Et par-dessus moi ? 
  — À Monseigneur de Marigny. 
  Bersumée retrouvait ce sentiment d’honneur à la fois et de protection que connaît le bon militaire devant un homme porteur d’un grade supérieur au sien, et qui lui dicte une conduite. 
  — Alors, conclut Alain de Pareilles, c’est à Monseigneur de Marigny qu’il vous faut délivrer cette missive. Mais veillez à la lui remettre en main propre. 
  Une demi-heure plus tard, rue des Fossés-Saint-Germain, on vint annoncer à Enguerrand de Marigny, qui travaillait dans son cabinet, qu’un certain capitaine Bersumée, venant de la part de messire de Pareilles, insistait pour le voir. 
  — Bersumée… Bersumée… dit Enguerrand. Ah ! C’est l’âne qui commande à Château-Gaillard. Qu’il entre. 
  Tout tremblant d’être introduit devant un si grand personnage, Bersumée eut quelque peine à sortir de dessous son hoqueton et sa cotte la lettre destinée à Monseigneur d’Artois.
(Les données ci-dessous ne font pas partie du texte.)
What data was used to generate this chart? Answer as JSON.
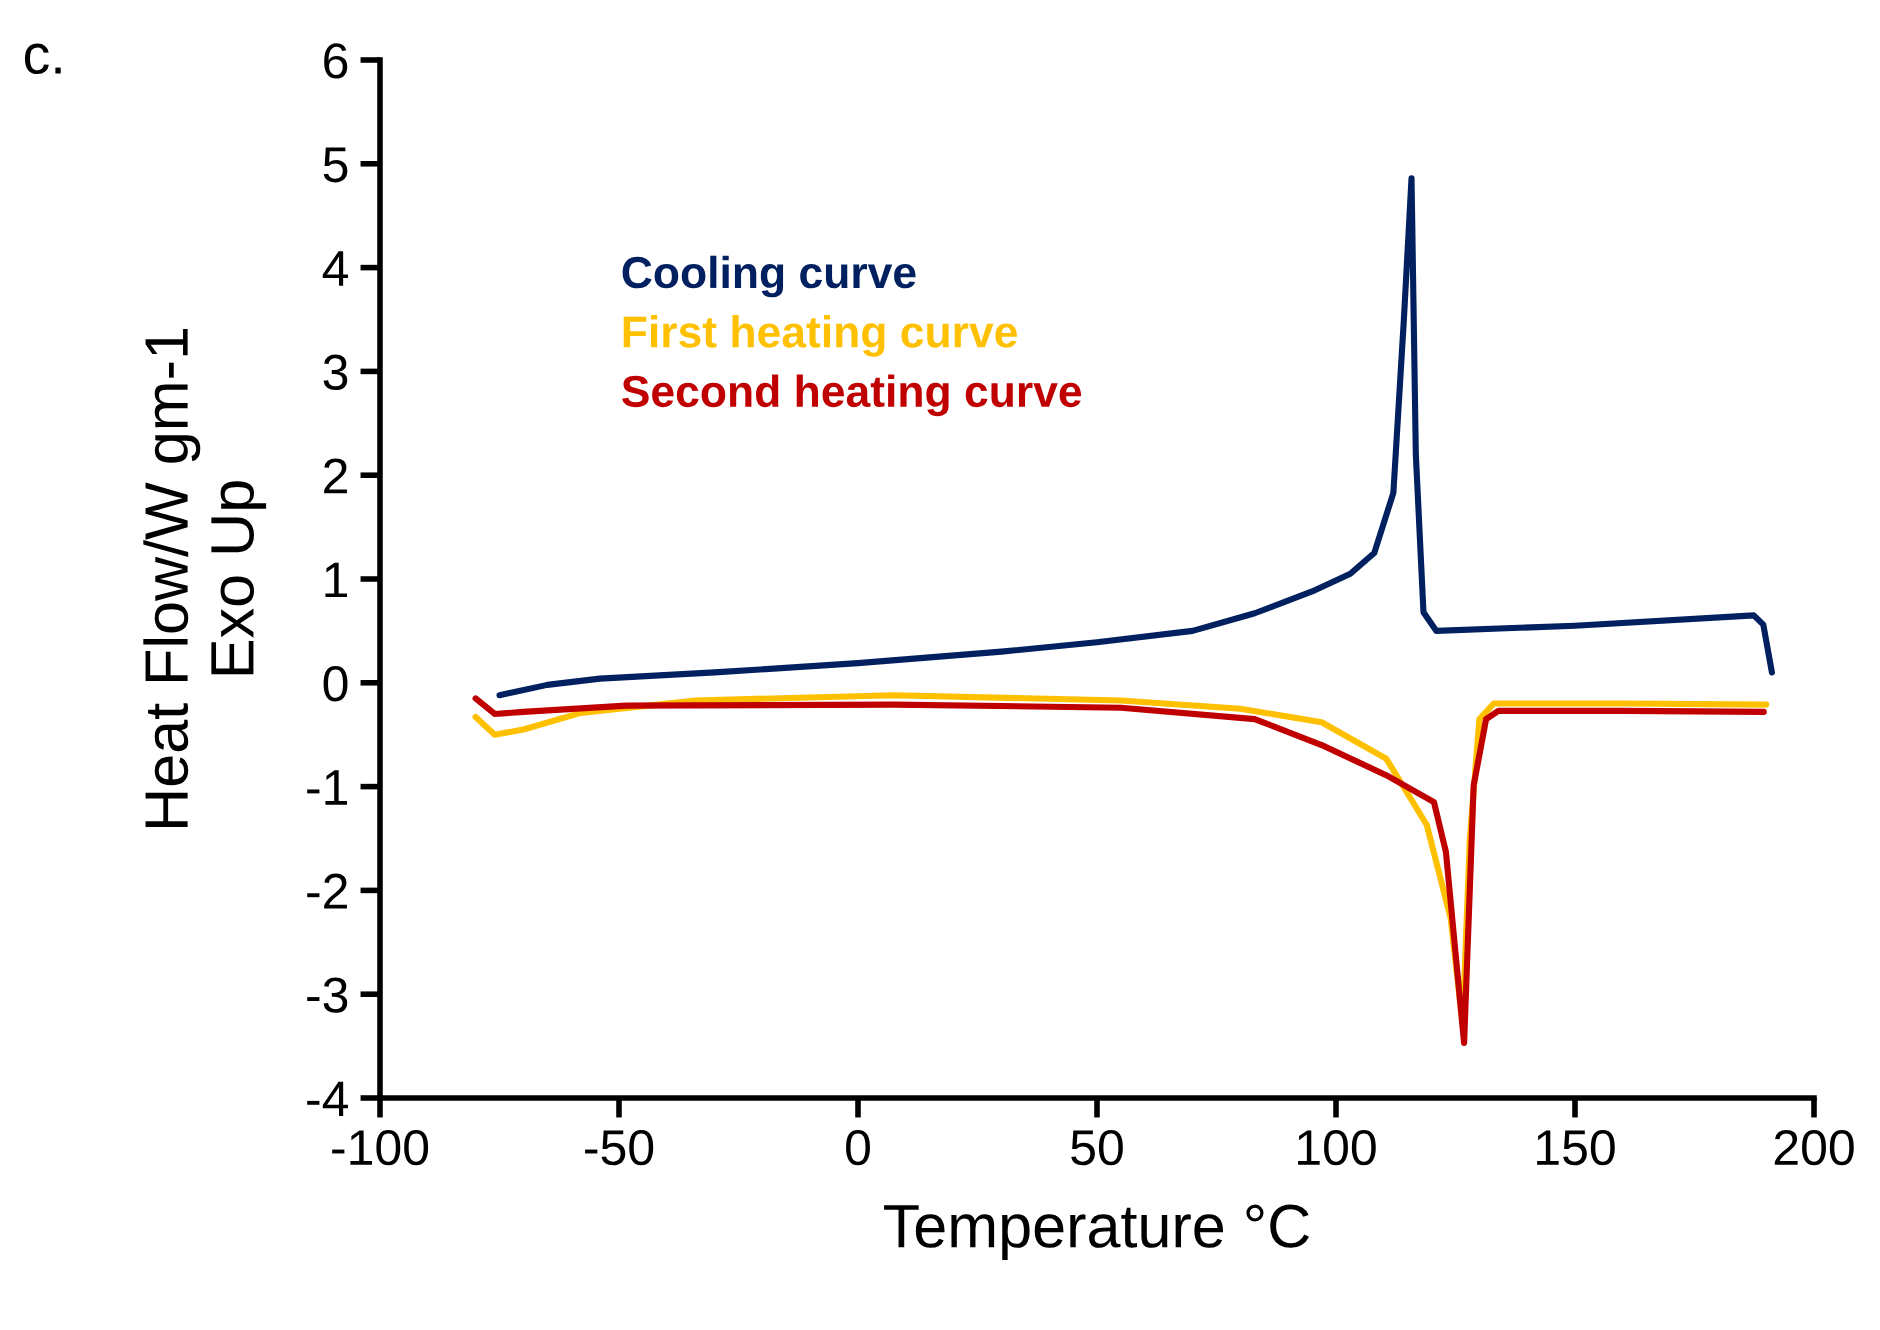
{
  "chart_data": {
    "type": "line",
    "xlabel": "Temperature °C",
    "ylabel": "Heat Flow/W gm-1\nExo Up",
    "annotations": [
      "c."
    ],
    "xlim": [
      -100,
      200
    ],
    "xticks": [
      -100,
      -50,
      0,
      50,
      100,
      150,
      200
    ],
    "ylim": [
      -4,
      6
    ],
    "yticks": [
      -4,
      -3,
      -2,
      -1,
      0,
      1,
      2,
      3,
      4,
      5,
      6
    ],
    "grid": false,
    "legend": "top left",
    "marker": "none",
    "line_style": "solid",
    "series": [
      {
        "name": "Cooling curve",
        "color": "#002060",
        "x": [
          -75,
          -65,
          -54,
          -30,
          0,
          30,
          50,
          70,
          83,
          95,
          103,
          108,
          112,
          114.2,
          115.8,
          116.7,
          118.3,
          121,
          150,
          187.4,
          189.4,
          191.2
        ],
        "values": [
          -0.12,
          -0.02,
          0.04,
          0.1,
          0.19,
          0.3,
          0.39,
          0.5,
          0.67,
          0.88,
          1.05,
          1.25,
          1.83,
          3.5,
          4.86,
          2.2,
          0.68,
          0.5,
          0.55,
          0.65,
          0.56,
          0.1
        ]
      },
      {
        "name": "First heating curve",
        "color": "#ffc000",
        "x": [
          -80,
          -76,
          -70,
          -58,
          -34,
          7.5,
          55,
          80,
          97,
          110.5,
          119,
          124,
          126.5,
          128,
          130,
          133,
          160,
          190
        ],
        "values": [
          -0.33,
          -0.5,
          -0.45,
          -0.29,
          -0.17,
          -0.12,
          -0.17,
          -0.25,
          -0.38,
          -0.73,
          -1.37,
          -2.27,
          -3.3,
          -1.5,
          -0.35,
          -0.2,
          -0.2,
          -0.21
        ]
      },
      {
        "name": "Second heating curve",
        "color": "#c00000",
        "x": [
          -80,
          -76,
          -70,
          -48.5,
          7.5,
          55,
          83,
          97,
          110.5,
          120.5,
          123,
          125,
          126.8,
          128.8,
          131.4,
          134,
          160,
          189.5
        ],
        "values": [
          -0.15,
          -0.3,
          -0.28,
          -0.22,
          -0.21,
          -0.24,
          -0.35,
          -0.6,
          -0.89,
          -1.15,
          -1.63,
          -2.6,
          -3.47,
          -0.99,
          -0.35,
          -0.27,
          -0.27,
          -0.28
        ]
      }
    ]
  }
}
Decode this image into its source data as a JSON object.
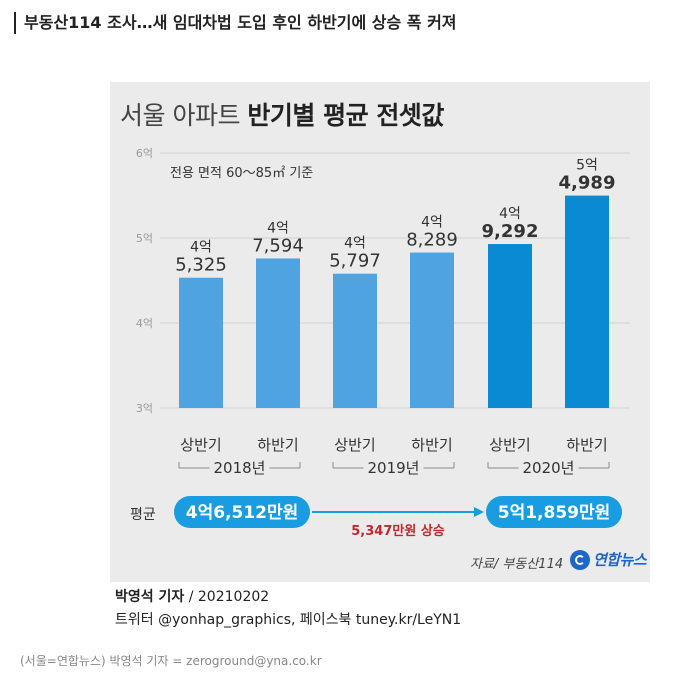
{
  "headline": "부동산114 조사…새 임대차법 도입 후인 하반기에 상승 폭 커져",
  "chart_data": {
    "type": "bar",
    "title_light": "서울 아파트",
    "title_bold": "반기별 평균 전셋값",
    "subtitle": "전용 면적 60～85㎡ 기준",
    "unit": "억원",
    "ylim": [
      3,
      6
    ],
    "yticks": [
      "3억",
      "4억",
      "5억",
      "6억"
    ],
    "grid": true,
    "categories": [
      "2018 상반기",
      "2018 하반기",
      "2019 상반기",
      "2019 하반기",
      "2020 상반기",
      "2020 하반기"
    ],
    "half_labels": [
      "상반기",
      "하반기",
      "상반기",
      "하반기",
      "상반기",
      "하반기"
    ],
    "values": [
      4.5325,
      4.7594,
      4.5797,
      4.8289,
      4.9292,
      5.4989
    ],
    "value_labels_top": [
      "4억",
      "4억",
      "4억",
      "4억",
      "4억",
      "5억"
    ],
    "value_labels_bottom": [
      "5,325",
      "7,594",
      "5,797",
      "8,289",
      "9,292",
      "4,989"
    ],
    "years": [
      "2018년",
      "2019년",
      "2020년"
    ],
    "average_label": "평균",
    "average_2018": "4억6,512만원",
    "average_2020": "5억1,859만원",
    "increase_label": "5,347만원 상승"
  },
  "colors": {
    "bar_light": "#4fa3e0",
    "bar_dark": "#0b8ad4",
    "panel": "#ebebeb",
    "increase_text": "#c0282d",
    "pill": "#1a9de0"
  },
  "source": "자료/ 부동산114",
  "logo_text": "연합뉴스",
  "credit_reporter": "박영석 기자",
  "credit_date": "/ 20210202",
  "credit_social": "트위터 @yonhap_graphics, 페이스북 tuney.kr/LeYN1",
  "caption": "(서울=연합뉴스) 박영석 기자 = zeroground@yna.co.kr"
}
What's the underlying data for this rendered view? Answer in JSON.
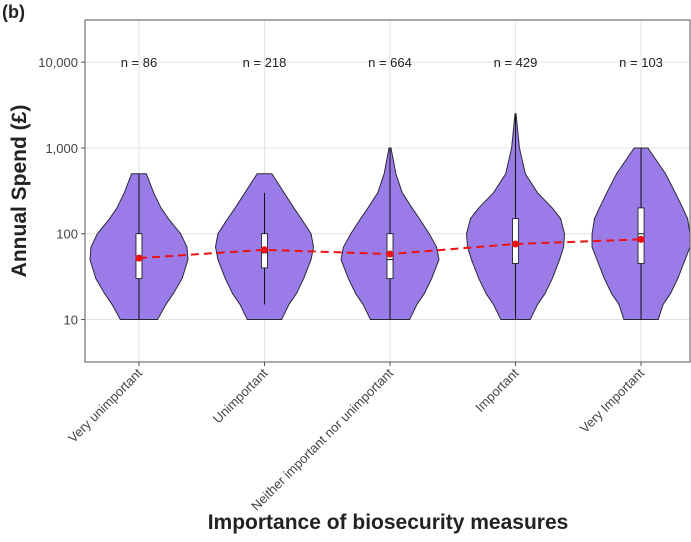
{
  "chart_data": {
    "type": "violin",
    "panel_label": "(b)",
    "y_label": "Annual Spend (£)",
    "x_label": "Importance of biosecurity measures",
    "log_y": true,
    "grid": true,
    "ylim": [
      3.2,
      31000
    ],
    "yticks": [
      {
        "value": 10000,
        "label": "10,000"
      },
      {
        "value": 1000,
        "label": "1,000"
      },
      100,
      10
    ],
    "categories": [
      "Very unimportant",
      "Unimportant",
      "Neither important nor unimportant",
      "Important",
      "Very Important"
    ],
    "n_labels": [
      "n = 86",
      "n = 218",
      "n = 664",
      "n = 429",
      "n = 103"
    ],
    "violin_color": "#9b7be8",
    "mean_color": "#ee1111",
    "means": [
      52,
      65,
      58,
      76,
      86
    ],
    "boxes": [
      {
        "whisker_low": 10,
        "q1": 30,
        "median": 55,
        "q3": 100,
        "whisker_high": 500
      },
      {
        "whisker_low": 15,
        "q1": 40,
        "median": 60,
        "q3": 100,
        "whisker_high": 300
      },
      {
        "whisker_low": 10,
        "q1": 30,
        "median": 50,
        "q3": 100,
        "whisker_high": 1000
      },
      {
        "whisker_low": 10,
        "q1": 45,
        "median": 75,
        "q3": 150,
        "whisker_high": 2500
      },
      {
        "whisker_low": 10,
        "q1": 45,
        "median": 100,
        "q3": 200,
        "whisker_high": 1000
      }
    ],
    "violins": [
      {
        "y": [
          10,
          15,
          20,
          30,
          50,
          70,
          100,
          150,
          200,
          300,
          500
        ],
        "width": [
          0.38,
          0.55,
          0.7,
          0.88,
          1.0,
          0.98,
          0.85,
          0.6,
          0.45,
          0.3,
          0.15
        ]
      },
      {
        "y": [
          10,
          15,
          20,
          30,
          50,
          70,
          100,
          150,
          200,
          300,
          500
        ],
        "width": [
          0.35,
          0.5,
          0.65,
          0.8,
          0.95,
          1.0,
          0.95,
          0.75,
          0.6,
          0.4,
          0.15
        ]
      },
      {
        "y": [
          10,
          15,
          20,
          30,
          50,
          70,
          100,
          150,
          200,
          300,
          500,
          1000
        ],
        "width": [
          0.4,
          0.55,
          0.7,
          0.85,
          1.0,
          0.95,
          0.8,
          0.6,
          0.45,
          0.25,
          0.12,
          0.02
        ]
      },
      {
        "y": [
          10,
          15,
          20,
          30,
          50,
          70,
          100,
          150,
          200,
          300,
          500,
          1000,
          2500
        ],
        "width": [
          0.3,
          0.45,
          0.6,
          0.75,
          0.9,
          0.98,
          1.0,
          0.92,
          0.75,
          0.45,
          0.2,
          0.08,
          0.01
        ]
      },
      {
        "y": [
          10,
          15,
          20,
          30,
          50,
          70,
          100,
          150,
          200,
          300,
          500,
          1000
        ],
        "width": [
          0.35,
          0.45,
          0.6,
          0.75,
          0.9,
          1.0,
          1.0,
          0.95,
          0.85,
          0.7,
          0.5,
          0.14
        ]
      }
    ]
  }
}
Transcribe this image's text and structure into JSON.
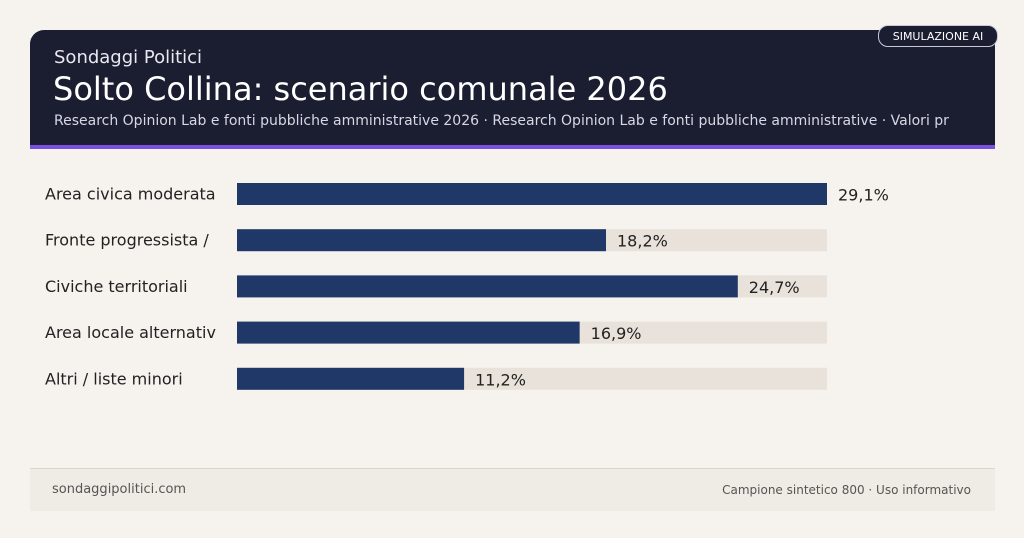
{
  "header": {
    "kicker": "Sondaggi Politici",
    "title": "Solto Collina: scenario comunale 2026",
    "subtitle": "Research Opinion Lab e fonti pubbliche amministrative 2026 · Research Opinion Lab e fonti pubbliche amministrative · Valori pr",
    "badge": "SIMULAZIONE AI"
  },
  "chart_data": {
    "type": "bar",
    "orientation": "horizontal",
    "categories": [
      "Area civica moderata",
      "Fronte progressista /",
      "Civiche territoriali",
      "Area locale alternativ",
      "Altri / liste minori"
    ],
    "values": [
      29.1,
      18.2,
      24.7,
      16.9,
      11.2
    ],
    "value_labels": [
      "29,1%",
      "18,2%",
      "24,7%",
      "16,9%",
      "11,2%"
    ],
    "color": "#1f3868",
    "track_color": "#e8e2db"
  },
  "footer": {
    "left": "sondaggipolitici.com",
    "right": "Campione sintetico 800 · Uso informativo"
  }
}
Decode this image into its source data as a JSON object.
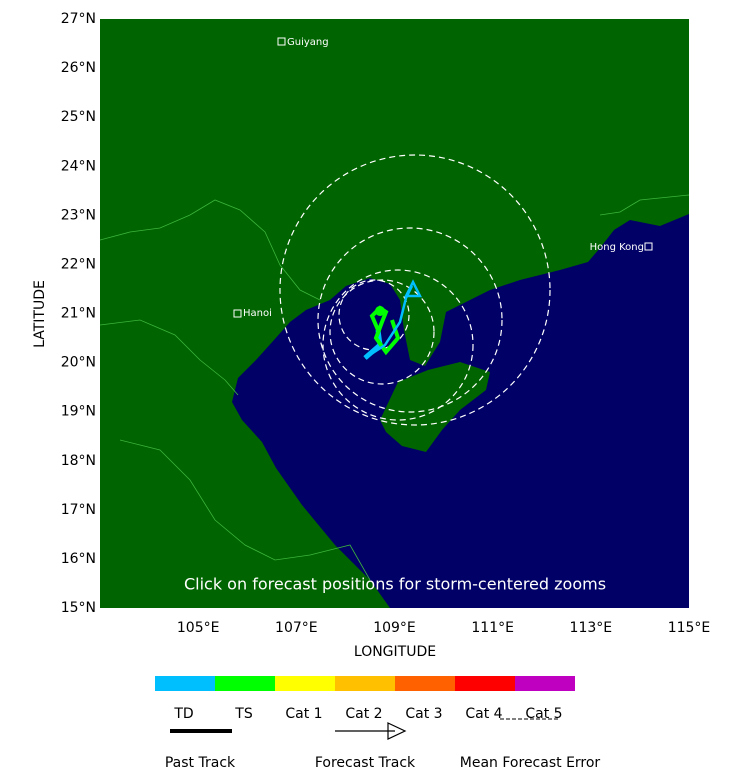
{
  "map": {
    "xlabel": "LONGITUDE",
    "ylabel": "LATITUDE",
    "xlim": [
      103,
      115
    ],
    "ylim": [
      15,
      27
    ],
    "xticks": [
      {
        "value": 105,
        "label": "105°E"
      },
      {
        "value": 107,
        "label": "107°E"
      },
      {
        "value": 109,
        "label": "109°E"
      },
      {
        "value": 111,
        "label": "111°E"
      },
      {
        "value": 113,
        "label": "113°E"
      },
      {
        "value": 115,
        "label": "115°E"
      }
    ],
    "yticks": [
      {
        "value": 15,
        "label": "15°N"
      },
      {
        "value": 16,
        "label": "16°N"
      },
      {
        "value": 17,
        "label": "17°N"
      },
      {
        "value": 18,
        "label": "18°N"
      },
      {
        "value": 19,
        "label": "19°N"
      },
      {
        "value": 20,
        "label": "20°N"
      },
      {
        "value": 21,
        "label": "21°N"
      },
      {
        "value": 22,
        "label": "22°N"
      },
      {
        "value": 23,
        "label": "23°N"
      },
      {
        "value": 24,
        "label": "24°N"
      },
      {
        "value": 25,
        "label": "25°N"
      },
      {
        "value": 26,
        "label": "26°N"
      },
      {
        "value": 27,
        "label": "27°N"
      }
    ],
    "cities": [
      "Guiyang",
      "Hanoi",
      "Hong Kong"
    ],
    "note": "Click on forecast positions for storm-centered zooms"
  },
  "legend": {
    "intensity": [
      "TD",
      "TS",
      "Cat 1",
      "Cat 2",
      "Cat 3",
      "Cat 4",
      "Cat 5"
    ],
    "tracks": [
      "Past Track",
      "Forecast Track",
      "Mean Forecast Error"
    ]
  }
}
Marigny la lut aussitôt, fort attentivement, et sans que rien parût sur son visage. 
  — Quand cela a-t-il été écrit ? demanda-t-il. — Le jour d’avant-hier, Monseigneur. 
  — Vous avez fort bien agi en me l’apportant. Je vous en complimente Assurez Madame Marguerite que sa lettre ira où elle doit aller. Et s’il lui vient envie d’en écrire d’autres, faites-leur prendre le même chemin… En quel point se trouve Madame Marguerite ? 
  — Comment on peut se trouver en prison, Monseigneur. Mais elle résiste mieux, à coup sûr, que Madame Blanche, dont l’esprit paraît un peu se déranger. 
  Marigny fit un geste vague qui signifiait que l’esprit des prisonnières lui importait peu. 
  — Veillez à leur santé de corps, qu’elles soient nourries et chauffées. 
  — Monseigneur, je sais que ce sont vos ordres, mais je n’ai que du blé noir à leur servir, parce qu’il m’en reste un peu de réserve Pour le bois, il me faut envoyer mes archers en couper ; or je ne peux exiger trop fréquentes corvées d’hommes qui ne mangent pas à leur suffisance. .  — Mais pourquoi cela ? 
  — L’argent me manque à Château-Gaillard. Je n’ai point reçu de quoi aligner mes hommes en solde, ni renouveler les fournitures qui sont au prix que vous savez, par ce temps où la famine sévit. 
  Marigny haussa les épaules. 
  — Vous ne m’étonnez point, dit-il. Partout il en va de même. Ce n’est pas moi, ces derniers mois, qui ai gouverné le Trésor. Mais les choses vont revenir en ordre. Le payeur de votre bailliage vous alignera avant une semaine. Combien vous doit-on à vous-même ? 
  — Quinze livres six sols, Monseigneur. — Vous allez sur-le-champ en recevoir trente. 
  Et Marigny appela un secrétaire pour qu’on raccompagnât Bersumée et qu’on lui payât le prix de son obéissance. Demeuré seul, Marigny relut la lettre de Marguerite, réfléchit un moment, et puis la jeta dans le feu ; et il resta devant la cheminée tout le temps que le parchemin mit à se consumer. Il se sentait vraiment en cet instant le plus puissant des personnages du royaume ; il tenait en main tous les destins, même celui du roi.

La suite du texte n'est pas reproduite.